How data can lead states to post-pandemic recovery
Connecting state and local government leaders
An essential element for recovery planning collecting and analyzing data to help policy-makers understand how workforce, health care and social services programs interact with one another, a new report says.
A new report compiled by the State Chief Data Officers (CDO) Network lays out a post-COVID roadmap that details how data will be critical to economic recovery in four key areas: workforce and education, budget reallocation, health and benefits, and neighborhood well-being. To effectively make data-driven policy around those issues, however, states must be able to share information on populations susceptible to getting the coronavirus and vulnerable to the related economic fallout.
“Many essential workers are the same people who are most economically and medically at risk,” according to the report, released this month by the Beeck Center for Social Impact and Innovation at Georgetown University. “Government decision-makers must consider that in this time, people in vulnerable situations not only need support to improve mobility out of poverty, but to maintain a basic level of economic stability that will help them to survive.”
An essential element for recovery planning is accounting for how social programs interact with one another so that a change to one doesn’t overwhelm another, the report says. However, because the Centers for Disease Control and Prevention and stimulus packages such as the Coronavirus Aid, Relief, and Economic Security (CARES) Act lack specific guidance on how to use data for pandemic response and recovery, approaches vary by state, said Tyler Kleykamp, who co-authored the report along Katya Abazajian, director of the State CDO Network.
“You’ve got 50 states out there trying to figure out how to do this all on their own,” said Kleykamp, who’s also a fellow at the Beeck Center.
States would be better positioned to respond if they could bring their data together across the federal programs they implement, such as unemployment and the Supplemental Nutrition Assistance Program, both of which have seen increased demand during the pandemic.
One way to do this is to link data about a state resident across systems and remove identifying information.

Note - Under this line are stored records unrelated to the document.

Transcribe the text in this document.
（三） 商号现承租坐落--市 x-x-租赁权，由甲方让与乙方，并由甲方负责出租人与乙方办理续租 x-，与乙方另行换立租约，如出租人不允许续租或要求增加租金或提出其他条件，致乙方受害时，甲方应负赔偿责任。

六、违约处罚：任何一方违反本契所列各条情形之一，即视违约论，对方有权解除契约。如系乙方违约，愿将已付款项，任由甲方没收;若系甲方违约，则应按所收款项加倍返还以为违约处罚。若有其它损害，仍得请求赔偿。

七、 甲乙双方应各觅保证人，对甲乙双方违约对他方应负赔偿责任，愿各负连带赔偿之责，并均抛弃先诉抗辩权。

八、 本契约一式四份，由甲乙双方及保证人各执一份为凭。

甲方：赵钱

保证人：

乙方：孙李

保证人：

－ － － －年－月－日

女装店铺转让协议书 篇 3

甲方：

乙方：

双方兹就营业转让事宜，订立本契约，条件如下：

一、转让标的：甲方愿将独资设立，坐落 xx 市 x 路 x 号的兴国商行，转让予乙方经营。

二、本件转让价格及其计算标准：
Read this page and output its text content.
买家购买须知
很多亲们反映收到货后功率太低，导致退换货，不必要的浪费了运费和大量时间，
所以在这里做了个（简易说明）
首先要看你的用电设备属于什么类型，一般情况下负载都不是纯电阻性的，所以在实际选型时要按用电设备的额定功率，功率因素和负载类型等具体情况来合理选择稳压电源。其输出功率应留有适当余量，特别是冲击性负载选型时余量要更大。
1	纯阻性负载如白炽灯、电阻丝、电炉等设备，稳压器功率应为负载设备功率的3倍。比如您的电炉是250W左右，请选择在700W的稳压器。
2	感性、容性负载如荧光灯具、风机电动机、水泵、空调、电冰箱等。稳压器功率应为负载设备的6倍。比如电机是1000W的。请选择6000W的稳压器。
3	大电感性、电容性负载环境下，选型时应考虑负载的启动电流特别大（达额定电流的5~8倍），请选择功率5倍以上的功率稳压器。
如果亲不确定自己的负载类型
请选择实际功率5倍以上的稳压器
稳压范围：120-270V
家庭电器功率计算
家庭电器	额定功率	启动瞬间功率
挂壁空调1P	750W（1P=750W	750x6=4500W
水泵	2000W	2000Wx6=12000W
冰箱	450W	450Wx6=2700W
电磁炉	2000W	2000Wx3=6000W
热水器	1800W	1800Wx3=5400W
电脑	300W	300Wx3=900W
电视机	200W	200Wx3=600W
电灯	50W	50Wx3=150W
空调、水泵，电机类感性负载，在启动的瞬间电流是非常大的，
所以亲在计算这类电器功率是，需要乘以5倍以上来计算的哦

“The challenge with that is the lack of standardization that exists across these systems and the way data are collected -- and then that’s compounded by the fact that many of these are older” systems, Kleykamp said. “Those old systems aren’t easily retrofitted to adapt to create a new standard for the way they collect it. There’s a need to pull that data together, standardize it in a separate place in a database … so it can be more easily merged and then integrated across those systems.”
The roadmap provides use cases that can be adapted for each of the four issues. It also rates the complexity of implementing similar technologies and lays out the CDO’s role. For instance, it cites the rollout of a Cluster Acceleration Partnership at Utah’s Department of Workforce Development Services that gave grant money to higher education institutions that meet critical needs in the state’s workforce.
That’s a low-complexity program that uses unemployment insurance data, labor market information and higher education data but contains no sensitive information.
Under the health and benefits category, the roadmap recommends targeting safety-net benefits to low-income people with higher health care costs. “Reviewing data on healthcare costs can lead to analysis of the effect of healthcare or lack thereof on reliance on other state programs,” the report states. Infections in people less likely to get a COVID-19 vaccination because of cost or lack of local access, for example, could cause a ripple effect through the workforce, increasing dependence on social services and limiting states’ ability to reopen safely.
The report ranks that effort moderate in complexity, with the CDO supporting geocoding data for mapping and technology for data sharing and integration.
Under budget reallocation, the roadmap recommends evaluating the performance and costs of youth detention, noting that prisons and detention centers have a high COVID risk and that “youth detention centers fail to rehabilitate those young people who emerge.” Creating a new approach is highly complex in that a CDO would have to establish metrics to demonstrate that the criminal justice system is diverting youth and adults from detainment and collate data on outcomes from youth correctional programs and counts of served individuals at the neighborhood level.
“It’s just highlighting how important getting more data in the hands of policy-makers is going to be moving forward,” Kleykamp said of COVID-19. “We need to start thinking about [data] as real critical infrastructure in terms of how we begin to deliver better services moving forward.”
The wheels are already in motion to start implementing some of the use cases, he said, adding that the aspect of these projects that often takes the longest is getting data-sharing agreements in place. “I think within months we’ll start to see progress on this,” he said.